Why is treating peanut allergy so important?

Peanut allergy has been increasing over the past two decades, with one study suggesting that peanut allergy in children has increased 21% since 2010.

"More kids are developing peanut allergies, and these can be very severe and life-threatening," Dr. Daniel Ganjian, a pediatrician at Providence Saint John’s Health Center in Santa Monica, Calif., tells Yahoo Life. "Peanut allergies affect even people who are not allergic to the nuts. Schools have no-peanut rules, so kids who don't have peanut allergies can't eat nuts. Parents are anxious about keeping kids safe. ... It affects everyone."

Can peanut allergy eventually be solved?

Research has shown that only about 20% of children with peanut allergy will eventually outgrow it. That's a big difference from other food allergies, such as dairy, egg and milk — about 80% of children with those allergies eventually outgrow them.
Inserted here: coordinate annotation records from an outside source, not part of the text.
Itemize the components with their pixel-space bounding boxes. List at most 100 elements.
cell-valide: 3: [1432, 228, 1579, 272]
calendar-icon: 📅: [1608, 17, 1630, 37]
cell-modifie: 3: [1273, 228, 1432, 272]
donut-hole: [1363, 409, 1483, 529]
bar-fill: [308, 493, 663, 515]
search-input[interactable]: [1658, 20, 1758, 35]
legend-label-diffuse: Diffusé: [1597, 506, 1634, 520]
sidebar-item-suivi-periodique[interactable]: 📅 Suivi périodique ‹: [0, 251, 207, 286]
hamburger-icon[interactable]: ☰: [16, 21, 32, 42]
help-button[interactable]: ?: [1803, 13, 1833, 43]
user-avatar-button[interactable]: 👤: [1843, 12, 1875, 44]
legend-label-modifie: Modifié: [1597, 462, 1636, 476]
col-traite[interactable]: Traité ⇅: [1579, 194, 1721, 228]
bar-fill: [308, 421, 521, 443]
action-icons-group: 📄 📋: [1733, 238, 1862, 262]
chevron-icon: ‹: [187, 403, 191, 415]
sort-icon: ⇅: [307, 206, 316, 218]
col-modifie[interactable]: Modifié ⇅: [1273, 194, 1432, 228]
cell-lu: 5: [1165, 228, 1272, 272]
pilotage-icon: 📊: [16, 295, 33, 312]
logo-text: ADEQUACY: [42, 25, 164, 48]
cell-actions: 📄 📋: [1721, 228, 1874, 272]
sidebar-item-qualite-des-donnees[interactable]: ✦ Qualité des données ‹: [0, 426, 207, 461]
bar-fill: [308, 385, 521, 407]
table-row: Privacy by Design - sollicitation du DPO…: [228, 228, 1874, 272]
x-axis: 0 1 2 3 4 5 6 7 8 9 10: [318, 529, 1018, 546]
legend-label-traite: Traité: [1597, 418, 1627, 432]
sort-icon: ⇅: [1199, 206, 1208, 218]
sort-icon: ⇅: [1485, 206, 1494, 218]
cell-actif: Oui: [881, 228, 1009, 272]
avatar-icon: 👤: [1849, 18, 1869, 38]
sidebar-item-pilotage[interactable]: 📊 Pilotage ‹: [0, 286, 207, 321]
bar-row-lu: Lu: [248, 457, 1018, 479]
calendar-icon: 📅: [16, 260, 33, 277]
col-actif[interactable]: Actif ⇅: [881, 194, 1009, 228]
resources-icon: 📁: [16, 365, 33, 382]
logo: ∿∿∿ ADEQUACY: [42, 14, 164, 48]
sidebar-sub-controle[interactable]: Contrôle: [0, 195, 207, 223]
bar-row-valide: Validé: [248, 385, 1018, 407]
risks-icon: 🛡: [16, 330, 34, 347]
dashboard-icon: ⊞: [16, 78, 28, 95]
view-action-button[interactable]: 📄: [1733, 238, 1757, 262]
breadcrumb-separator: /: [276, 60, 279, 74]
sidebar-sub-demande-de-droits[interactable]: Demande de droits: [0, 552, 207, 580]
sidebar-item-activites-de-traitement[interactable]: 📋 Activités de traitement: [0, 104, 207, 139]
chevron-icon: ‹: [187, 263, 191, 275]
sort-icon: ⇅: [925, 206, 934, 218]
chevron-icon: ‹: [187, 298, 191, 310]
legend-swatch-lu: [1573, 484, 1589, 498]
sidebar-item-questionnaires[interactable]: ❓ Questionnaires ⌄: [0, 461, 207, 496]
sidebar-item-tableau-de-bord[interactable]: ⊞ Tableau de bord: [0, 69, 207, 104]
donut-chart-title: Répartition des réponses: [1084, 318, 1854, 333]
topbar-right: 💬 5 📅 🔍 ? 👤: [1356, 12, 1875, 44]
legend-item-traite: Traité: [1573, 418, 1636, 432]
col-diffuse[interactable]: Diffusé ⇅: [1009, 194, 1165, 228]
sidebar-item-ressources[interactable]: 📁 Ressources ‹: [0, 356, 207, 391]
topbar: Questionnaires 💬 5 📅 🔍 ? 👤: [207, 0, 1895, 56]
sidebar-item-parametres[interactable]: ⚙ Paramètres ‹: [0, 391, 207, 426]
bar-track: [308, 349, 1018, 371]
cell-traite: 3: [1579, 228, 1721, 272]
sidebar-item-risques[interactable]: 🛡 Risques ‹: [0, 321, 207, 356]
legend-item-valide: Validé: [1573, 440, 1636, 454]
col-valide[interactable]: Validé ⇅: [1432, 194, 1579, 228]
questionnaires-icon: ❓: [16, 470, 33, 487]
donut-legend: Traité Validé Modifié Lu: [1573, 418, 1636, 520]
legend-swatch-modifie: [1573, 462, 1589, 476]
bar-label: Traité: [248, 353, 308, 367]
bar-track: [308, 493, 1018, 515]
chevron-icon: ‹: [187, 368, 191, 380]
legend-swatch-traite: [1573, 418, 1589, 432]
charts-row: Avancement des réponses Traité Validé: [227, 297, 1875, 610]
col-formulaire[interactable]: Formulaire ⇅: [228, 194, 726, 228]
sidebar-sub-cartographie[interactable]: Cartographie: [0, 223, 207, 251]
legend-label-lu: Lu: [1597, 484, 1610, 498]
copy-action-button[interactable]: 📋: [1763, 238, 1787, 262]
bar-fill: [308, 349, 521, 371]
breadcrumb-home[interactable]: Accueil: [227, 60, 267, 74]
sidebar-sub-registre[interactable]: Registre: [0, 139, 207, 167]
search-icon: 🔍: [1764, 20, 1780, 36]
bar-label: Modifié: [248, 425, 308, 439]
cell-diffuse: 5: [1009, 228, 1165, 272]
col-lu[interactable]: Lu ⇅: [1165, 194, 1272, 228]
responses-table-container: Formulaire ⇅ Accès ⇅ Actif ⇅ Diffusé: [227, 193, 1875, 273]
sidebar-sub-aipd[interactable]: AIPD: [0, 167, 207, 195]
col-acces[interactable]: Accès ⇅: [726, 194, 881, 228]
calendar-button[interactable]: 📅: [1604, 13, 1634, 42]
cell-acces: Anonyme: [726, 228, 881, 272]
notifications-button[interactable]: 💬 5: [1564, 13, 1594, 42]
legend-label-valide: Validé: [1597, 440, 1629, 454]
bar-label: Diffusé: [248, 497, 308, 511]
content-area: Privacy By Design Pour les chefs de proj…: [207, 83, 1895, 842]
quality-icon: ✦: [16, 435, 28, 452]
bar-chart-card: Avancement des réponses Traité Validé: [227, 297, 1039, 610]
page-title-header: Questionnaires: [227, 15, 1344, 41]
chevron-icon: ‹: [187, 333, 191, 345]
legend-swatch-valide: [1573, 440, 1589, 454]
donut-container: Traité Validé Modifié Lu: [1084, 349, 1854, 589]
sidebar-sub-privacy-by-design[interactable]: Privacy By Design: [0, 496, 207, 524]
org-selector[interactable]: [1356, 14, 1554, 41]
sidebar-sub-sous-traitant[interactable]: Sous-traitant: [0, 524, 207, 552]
"The goal for many of the research studies is to have patients be able to tolerate an accidental exposure to food allergen," Brown-Whitehorn says. "Most of the time, patients who are allergic, especially with peanut, do not necessarily want to eat peanut butter and jelly sandwiches. They just want to know that they will not have a reaction with accidental exposure."

While peanut allergy may not be solved anytime soon, major medical groups, including the American Academy of Pediatrics, recommend exposing children to peanuts through peanut butter paste as early as 4 months old. (Research has found that exposing children at a young age can minimize peanut allergy.) "The hope is that peanut allergies will one day be a thing of the past," Ganjian says.

For those who already have the nut allergy, tolerance is a big step in the right direction.

"It is exciting that we have or will have options for families over time," Brown-Whitehorn says. "It is really exciting as a clinician to watch a child who used to react and have severe reaction to one-fiftieth of a peanut be able to tolerate the equivalent of one peanut without reaction or a child who had a severe reaction to one-half a peanut tolerate three peanuts. It is really amazing."